Here's the obligatory swipe at iDrive: Thank God it hasn't been entrusted with the top's operation. Instead, the roof is controlled by two awkward-to-reach switches forward of the shifter. Hit and hold the button to open the top, and about 24 seconds of whirring motors later it's nestled under a cover with all the windows still up. The reverse process takes about 26 seconds. Top up, the 645Ci could be driven in the Danube without leaking, and it seals out noise and looks wicked—almost chopped—with trailing flying buttresses similar to those on Ferrari's F355 Spider.

Those fins bracket a vertical glass rear window that slides up and down independently of the top, residing in a channel behind the rear seats. When the top is stowed, the window can be raised to act as an effective wind blocker by using the right-rear power window switch on the driver's door after pushing another button right below it. Top up, the rear window is a bunkerlike 6.5-inch slit that, along with intrusively tall rear-seat head restraints, allows minimal rearward vision. The driver might know it's a Crown Vic behind him, but not whether it has a light bar on its roof. Combine that with smaller aft side windows, and the optional park-assist sonar system is vital during berthing maneuvers.

Top down, the 645Ci convertible is more engaging than its coupe brother, if for no other reason than that the spectacular sound of the exhaust becomes prominent. Mechanically, the convertible is identical to the coupe: the same suspension swiped from the 5-series; the same 325-hp, 4.4-liter DOHC V-8 under its hood; the same choice of three six-speed transmissions—manual, Sequential Manual Gearbox, and Steptronic automatic. Our test car had the beautiful-shifting manual that gets a shorter 3.46:1 final drive than does the manual coupe (it has 3.23:1 cogs).

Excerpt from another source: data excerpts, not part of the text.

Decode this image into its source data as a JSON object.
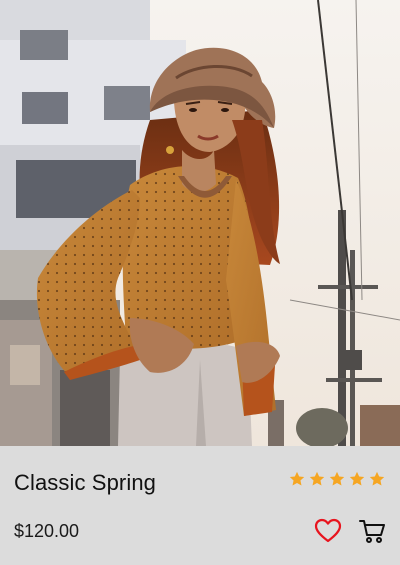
{
  "product": {
    "title": "Classic Spring",
    "price": "$120.00",
    "rating": {
      "value": 5,
      "max": 5
    },
    "image_icon": "photo-of-woman-in-bucket-hat"
  },
  "actions": {
    "favorite_icon": "heart-icon",
    "cart_icon": "cart-icon"
  },
  "colors": {
    "star": "#f5a623",
    "heart": "#e8141e",
    "cart": "#111111",
    "info_bg": "#dcdcdc"
  }
}
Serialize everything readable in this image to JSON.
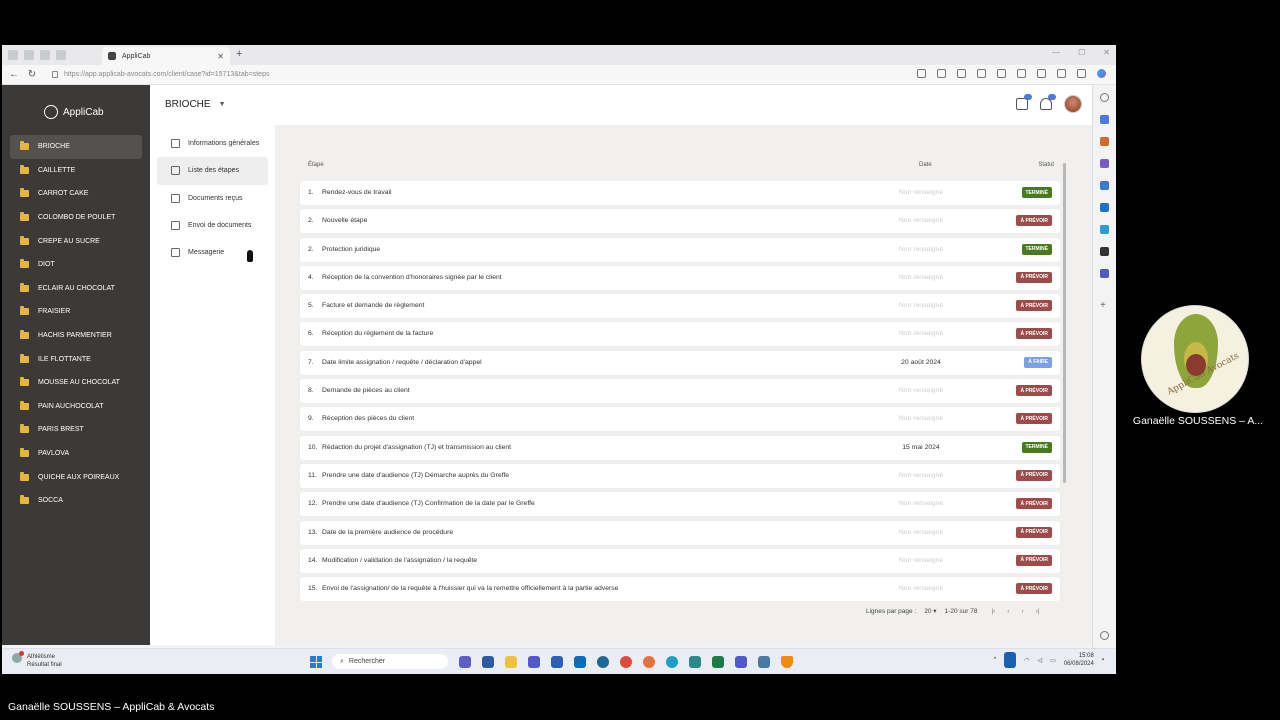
{
  "browser": {
    "tab_title": "AppliCab",
    "url": "https://app.applicab-avocats.com/client/case?id=15713&tab=steps"
  },
  "app": {
    "logo_text": "AppliCab",
    "case_title": "BRIOCHE",
    "notifications": {
      "messages_badge": "",
      "bell_badge": ""
    }
  },
  "sidebar": {
    "items": [
      {
        "label": "BRIOCHE",
        "active": true
      },
      {
        "label": "CAILLETTE",
        "active": false
      },
      {
        "label": "CARROT CAKE",
        "active": false
      },
      {
        "label": "COLOMBO DE POULET",
        "active": false
      },
      {
        "label": "CREPE AU SUCRE",
        "active": false
      },
      {
        "label": "DIOT",
        "active": false
      },
      {
        "label": "ECLAIR AU CHOCOLAT",
        "active": false
      },
      {
        "label": "FRAISIER",
        "active": false
      },
      {
        "label": "HACHIS PARMENTIER",
        "active": false
      },
      {
        "label": "ILE FLOTTANTE",
        "active": false
      },
      {
        "label": "MOUSSE AU CHOCOLAT",
        "active": false
      },
      {
        "label": "PAIN AUCHOCOLAT",
        "active": false
      },
      {
        "label": "PARIS BREST",
        "active": false
      },
      {
        "label": "PAVLOVA",
        "active": false
      },
      {
        "label": "QUICHE AUX POIREAUX",
        "active": false
      },
      {
        "label": "SOCCA",
        "active": false
      }
    ]
  },
  "subnav": {
    "items": [
      {
        "label": "Informations générales",
        "icon": "info-doc-icon",
        "active": false
      },
      {
        "label": "Liste des étapes",
        "icon": "checklist-icon",
        "active": true
      },
      {
        "label": "Documents reçus",
        "icon": "documents-icon",
        "active": false
      },
      {
        "label": "Envoi de documents",
        "icon": "send-document-icon",
        "active": false
      },
      {
        "label": "Messagerie",
        "icon": "message-icon",
        "active": false
      }
    ]
  },
  "table": {
    "headers": {
      "etape": "Étape",
      "date": "Date",
      "statut": "Statut"
    },
    "rows": [
      {
        "num": "1.",
        "label": "Rendez-vous de travail",
        "date": "Non renseigné",
        "date_set": false,
        "status": "TERMINÉ",
        "status_type": "done"
      },
      {
        "num": "2.",
        "label": "Nouvelle étape",
        "date": "Non renseigné",
        "date_set": false,
        "status": "À PRÉVOIR",
        "status_type": "plan"
      },
      {
        "num": "2.",
        "label": "Protection juridique",
        "date": "Non renseigné",
        "date_set": false,
        "status": "TERMINÉ",
        "status_type": "done"
      },
      {
        "num": "4.",
        "label": "Réception de la convention d'honoraires signée par le client",
        "date": "Non renseigné",
        "date_set": false,
        "status": "À PRÉVOIR",
        "status_type": "plan"
      },
      {
        "num": "5.",
        "label": "Facture et demande de règlement",
        "date": "Non renseigné",
        "date_set": false,
        "status": "À PRÉVOIR",
        "status_type": "plan"
      },
      {
        "num": "6.",
        "label": "Réception du règlement de la facture",
        "date": "Non renseigné",
        "date_set": false,
        "status": "À PRÉVOIR",
        "status_type": "plan"
      },
      {
        "num": "7.",
        "label": "Date limite assignation / requête / déclaration d'appel",
        "date": "20 août 2024",
        "date_set": true,
        "status": "À FAIRE",
        "status_type": "todo"
      },
      {
        "num": "8.",
        "label": "Demande de pièces au client",
        "date": "Non renseigné",
        "date_set": false,
        "status": "À PRÉVOIR",
        "status_type": "plan"
      },
      {
        "num": "9.",
        "label": "Réception des pièces du client",
        "date": "Non renseigné",
        "date_set": false,
        "status": "À PRÉVOIR",
        "status_type": "plan"
      },
      {
        "num": "10.",
        "label": "Rédaction du projet d'assignation (TJ) et transmission au client",
        "date": "15 mai 2024",
        "date_set": true,
        "status": "TERMINÉ",
        "status_type": "done"
      },
      {
        "num": "11.",
        "label": "Prendre une date d'audience (TJ) Démarche auprès du Greffe",
        "date": "Non renseigné",
        "date_set": false,
        "status": "À PRÉVOIR",
        "status_type": "plan"
      },
      {
        "num": "12.",
        "label": "Prendre une date d'audience (TJ) Confirmation de la date par le Greffe",
        "date": "Non renseigné",
        "date_set": false,
        "status": "À PRÉVOIR",
        "status_type": "plan"
      },
      {
        "num": "13.",
        "label": "Date de la première audience de procédure",
        "date": "Non renseigné",
        "date_set": false,
        "status": "À PRÉVOIR",
        "status_type": "plan"
      },
      {
        "num": "14.",
        "label": "Modification / validation de l'assignation / la requête",
        "date": "Non renseigné",
        "date_set": false,
        "status": "À PRÉVOIR",
        "status_type": "plan"
      },
      {
        "num": "15.",
        "label": "Envoi de l'assignation/ de la requête à l'huissier qui va la remettre officiellement à la partie adverse",
        "date": "Non renseigné",
        "date_set": false,
        "status": "À PRÉVOIR",
        "status_type": "plan"
      }
    ]
  },
  "pagination": {
    "rows_per_page_label": "Lignes par page :",
    "rows_per_page": "20",
    "range": "1-20 sur 78"
  },
  "status_colors": {
    "done": "#4a7a1e",
    "plan": "#9e4b4b",
    "todo": "#7aa0e8"
  },
  "taskbar": {
    "weather_title": "Athlétisme",
    "weather_sub": "Résultat final",
    "search_placeholder": "Rechercher",
    "time": "15:08",
    "date": "06/08/2024"
  },
  "participant": {
    "avatar_text": "AppliCab Avocats",
    "name": "Ganaëlle SOUSSENS – A..."
  },
  "caption": "Ganaëlle SOUSSENS – AppliCab & Avocats"
}
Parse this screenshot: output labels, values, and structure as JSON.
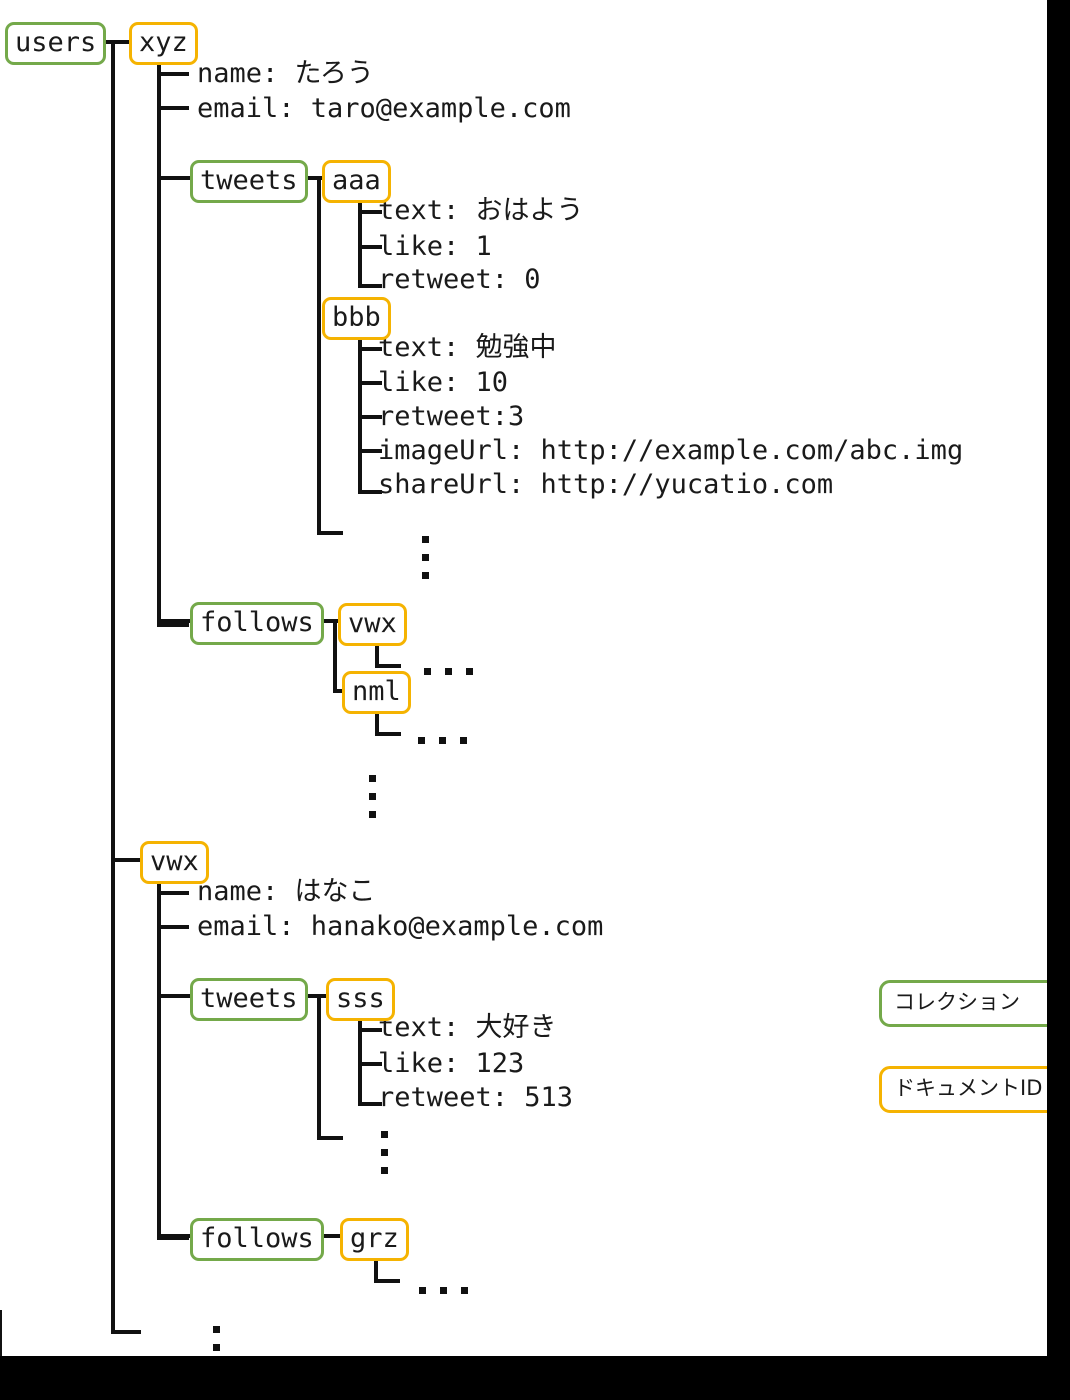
{
  "diagram": {
    "root": {
      "label": "users",
      "kind": "collection"
    },
    "legend": [
      {
        "label": "コレクション",
        "kind": "collection",
        "color": "#74a94a"
      },
      {
        "label": "ドキュメントID",
        "kind": "docid",
        "color": "#f5b301"
      }
    ],
    "users": [
      {
        "id": "xyz",
        "fields": [
          {
            "text": "name: たろう"
          },
          {
            "text": "email: taro@example.com"
          }
        ],
        "subcollections": [
          {
            "label": "tweets",
            "docs": [
              {
                "id": "aaa",
                "fields": [
                  {
                    "text": "text: おはよう"
                  },
                  {
                    "text": "like: 1"
                  },
                  {
                    "text": "retweet: 0"
                  }
                ]
              },
              {
                "id": "bbb",
                "fields": [
                  {
                    "text": "text: 勉強中"
                  },
                  {
                    "text": "like: 10"
                  },
                  {
                    "text": "retweet:3"
                  },
                  {
                    "text": "imageUrl: http://example.com/abc.img"
                  },
                  {
                    "text": "shareUrl: http://yucatio.com"
                  }
                ]
              }
            ]
          },
          {
            "label": "follows",
            "docs": [
              {
                "id": "vwx",
                "fields": []
              },
              {
                "id": "nml",
                "fields": []
              }
            ]
          }
        ]
      },
      {
        "id": "vwx",
        "fields": [
          {
            "text": "name: はなこ"
          },
          {
            "text": "email: hanako@example.com"
          }
        ],
        "subcollections": [
          {
            "label": "tweets",
            "docs": [
              {
                "id": "sss",
                "fields": [
                  {
                    "text": "text: 大好き"
                  },
                  {
                    "text": "like: 123"
                  },
                  {
                    "text": "retweet: 513"
                  }
                ]
              }
            ]
          },
          {
            "label": "follows",
            "docs": [
              {
                "id": "grz",
                "fields": []
              }
            ]
          }
        ]
      }
    ],
    "labels": {
      "tweets": "tweets",
      "follows": "follows",
      "doc_aaa": "aaa",
      "doc_bbb": "bbb",
      "doc_sss": "sss",
      "doc_vwx_follow": "vwx",
      "doc_nml": "nml",
      "doc_grz": "grz",
      "user_xyz": "xyz",
      "user_vwx": "vwx"
    },
    "ellipsis": "…"
  }
}
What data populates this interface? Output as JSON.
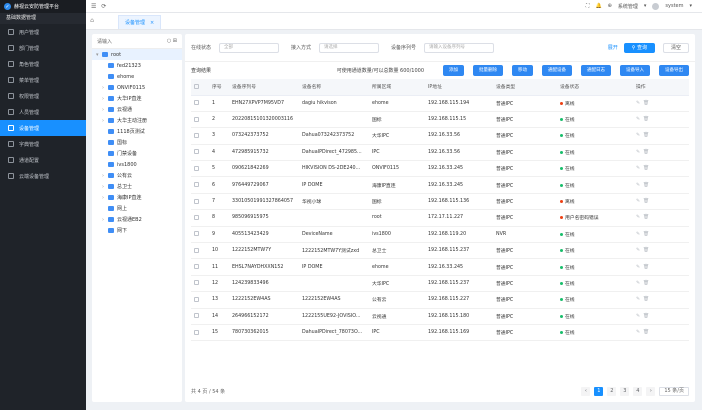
{
  "app_title": "赫视云安防管理平台",
  "section_title": "基础数据管理",
  "menu": [
    {
      "label": "用户管理"
    },
    {
      "label": "部门管理"
    },
    {
      "label": "角色管理"
    },
    {
      "label": "菜单管理"
    },
    {
      "label": "权限管理"
    },
    {
      "label": "人员管理"
    },
    {
      "label": "设备管理",
      "active": true
    },
    {
      "label": "字典管理"
    },
    {
      "label": "通道配置"
    },
    {
      "label": "云端设备管理"
    }
  ],
  "topbar": {
    "system_menu": "系统管理",
    "user": "system"
  },
  "tab": {
    "label": "设备管理"
  },
  "tree": {
    "placeholder": "请输入",
    "nodes": [
      {
        "label": "root",
        "level": 0,
        "arrow": "▾",
        "selected": true
      },
      {
        "label": "fed21323",
        "level": 1,
        "arrow": ""
      },
      {
        "label": "ehome",
        "level": 1,
        "arrow": ""
      },
      {
        "label": "ONVIF0115",
        "level": 1,
        "arrow": "›"
      },
      {
        "label": "大华IP直连",
        "level": 1,
        "arrow": "›"
      },
      {
        "label": "云视通",
        "level": 1,
        "arrow": "›"
      },
      {
        "label": "大华主动注册",
        "level": 1,
        "arrow": "›"
      },
      {
        "label": "1118页测试",
        "level": 1,
        "arrow": ""
      },
      {
        "label": "国标",
        "level": 1,
        "arrow": ""
      },
      {
        "label": "门禁设备",
        "level": 1,
        "arrow": ""
      },
      {
        "label": "ivs1800",
        "level": 1,
        "arrow": ""
      },
      {
        "label": "公有云",
        "level": 1,
        "arrow": "›"
      },
      {
        "label": "总卫士",
        "level": 1,
        "arrow": "›"
      },
      {
        "label": "海康IP直连",
        "level": 1,
        "arrow": "›"
      },
      {
        "label": "网上",
        "level": 1,
        "arrow": ""
      },
      {
        "label": "云视通EB2",
        "level": 1,
        "arrow": "›"
      },
      {
        "label": "网下",
        "level": 1,
        "arrow": ""
      }
    ]
  },
  "filters": {
    "online_label": "在线状态",
    "online_value": "全部",
    "access_label": "接入方式",
    "access_placeholder": "请选择",
    "serial_label": "设备序列号",
    "serial_placeholder": "请输入设备序列号",
    "fold": "展开",
    "query": "查询",
    "reset": "清空"
  },
  "toolbar": {
    "result_label": "查询结果",
    "count_label": "可使用通道数量/可以总数量",
    "count_value": "600/1000",
    "buttons": [
      "添加",
      "批量删除",
      "移动",
      "通配设备",
      "通配日志",
      "设备导入",
      "设备导出"
    ]
  },
  "table": {
    "headers": [
      "序号",
      "设备序列号",
      "设备名称",
      "所属区域",
      "IP地址",
      "设备类型",
      "设备状态",
      "操作"
    ],
    "rows": [
      [
        "1",
        "EHN27XPVP7M95VD7",
        "dagiu hikvison",
        "ehome",
        "192.168.115.194",
        "普通IPC",
        "离线"
      ],
      [
        "2",
        "20220815101320003116",
        "",
        "国标",
        "192.168.115.15",
        "普通IPC",
        "在线"
      ],
      [
        "3",
        "073242373752",
        "Dahua073242373752",
        "大华IPC",
        "192.16.33.56",
        "普通IPC",
        "在线"
      ],
      [
        "4",
        "472985915732",
        "DahuaIPDirect_472985...",
        "IPC",
        "192.16.33.56",
        "普通IPC",
        "在线"
      ],
      [
        "5",
        "090621842269",
        "HIKVISION DS-2DE240...",
        "ONVIF0115",
        "192.16.33.245",
        "普通IPC",
        "在线"
      ],
      [
        "6",
        "976449729067",
        "IP DOME",
        "海康IP直连",
        "192.16.33.245",
        "普通IPC",
        "在线"
      ],
      [
        "7",
        "3301050199132786405​7",
        "华视小球",
        "国标",
        "192.168.115.136",
        "普通IPC",
        "离线"
      ],
      [
        "8",
        "985096915975",
        "",
        "root",
        "172.17.11.227",
        "普通IPC",
        "用户名密码错误"
      ],
      [
        "9",
        "405513423429",
        "DeviceName",
        "ivs1800",
        "192.168.119.20",
        "NVR",
        "在线"
      ],
      [
        "10",
        "1222152MTW7Y",
        "1222152MTW7Y测试zxd",
        "总卫士",
        "192.168.115.237",
        "普通IPC",
        "在线"
      ],
      [
        "11",
        "EHSL7NAYDHXXN152",
        "IP DOME",
        "ehome",
        "192.16.33.245",
        "普通IPC",
        "在线"
      ],
      [
        "12",
        "124239833496",
        "",
        "大华IPC",
        "192.168.115.237",
        "普通IPC",
        "在线"
      ],
      [
        "13",
        "1222152EW4AS",
        "1222152EW4AS",
        "公有云",
        "192.168.115.227",
        "普通IPC",
        "在线"
      ],
      [
        "14",
        "264966152172",
        "1222155UE92-JOVISIO...",
        "云视通",
        "192.168.115.180",
        "普通IPC",
        "在线"
      ],
      [
        "15",
        "780730362015",
        "DahuaIPDirect_78073O...",
        "IPC",
        "192.168.115.169",
        "普通IPC",
        "在线"
      ]
    ]
  },
  "status_colors": {
    "在线": "#19be6b",
    "离线": "#ed4014",
    "用户名密码错误": "#ed4014"
  },
  "pagination": {
    "total": "共 4 页 / 54 条",
    "pages": [
      "1",
      "2",
      "3",
      "4"
    ],
    "current": "1",
    "page_size": "15 条/页"
  }
}
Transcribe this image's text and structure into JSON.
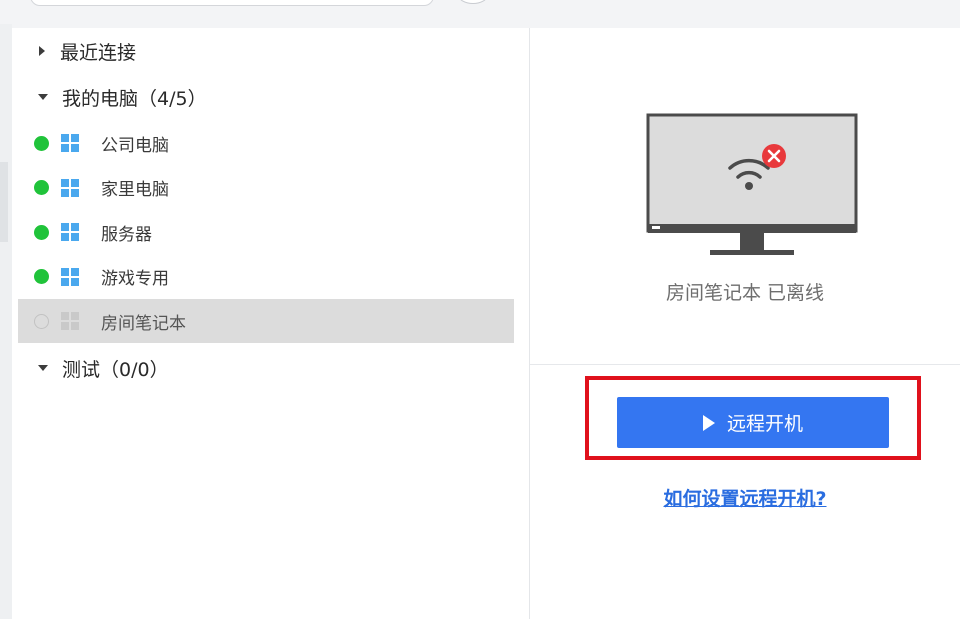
{
  "colors": {
    "accent": "#3476f1",
    "online": "#20c33a",
    "highlight": "#e0111c",
    "link": "#2a6de0",
    "windows": "#4aa8ee",
    "windows_offline": "#c9c9c9",
    "error": "#e8393c"
  },
  "tree": {
    "recent": {
      "label": "最近连接",
      "expanded": false
    },
    "my_computers": {
      "label": "我的电脑（4/5）",
      "expanded": true,
      "devices": [
        {
          "name": "公司电脑",
          "status": "online",
          "os_icon": "windows-icon"
        },
        {
          "name": "家里电脑",
          "status": "online",
          "os_icon": "windows-icon"
        },
        {
          "name": "服务器",
          "status": "online",
          "os_icon": "windows-icon"
        },
        {
          "name": "游戏专用",
          "status": "online",
          "os_icon": "windows-icon"
        },
        {
          "name": "房间笔记本",
          "status": "offline",
          "os_icon": "windows-icon",
          "selected": true
        }
      ]
    },
    "test_group": {
      "label": "测试（0/0）",
      "expanded": true
    }
  },
  "detail": {
    "monitor_icon": "monitor-offline-icon",
    "status_text": "房间笔记本  已离线",
    "wake_button_label": "远程开机",
    "help_link": "如何设置远程开机?"
  }
}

The lower gear compensates somewhat for the convertible's extra mass. Thanks to additional bracing, a beefier front subframe, a strengthened windshield frame, and pop-up rear roll bars, among other things, the convertible weighs in about 400 pounds heavier than the coupe, easily bursting past two tons. Getting 4280 pounds from standstill to 60 mph in 5.6 seconds is a commendable feat, even if that's 0.3 second off what the automatic coupe did in a comparison test last month. The quarter-mile goes by in 14.1 seconds at 100 mph.

Except for seatbelts integrated into the front seats, the convertible's interior is practically indistinguishable from the coupe's, and even with the top stowed and all the windows down, there's little buffeting. The structure feels at least as stiff as the Mercedes SL's, with a slight shudder over obstacles such as railroad tracks; just enough to add some interest to the otherwise dull "active steering."

As is the coupe, the 645Ci convertible is a brilliant machine muffled under a blanket of who-asked-for-it technology. Putting down the top lets the driver strip off some of that insulation and discover a few hints of what lurks beneath: the best damn Camaro $78,295 can buy.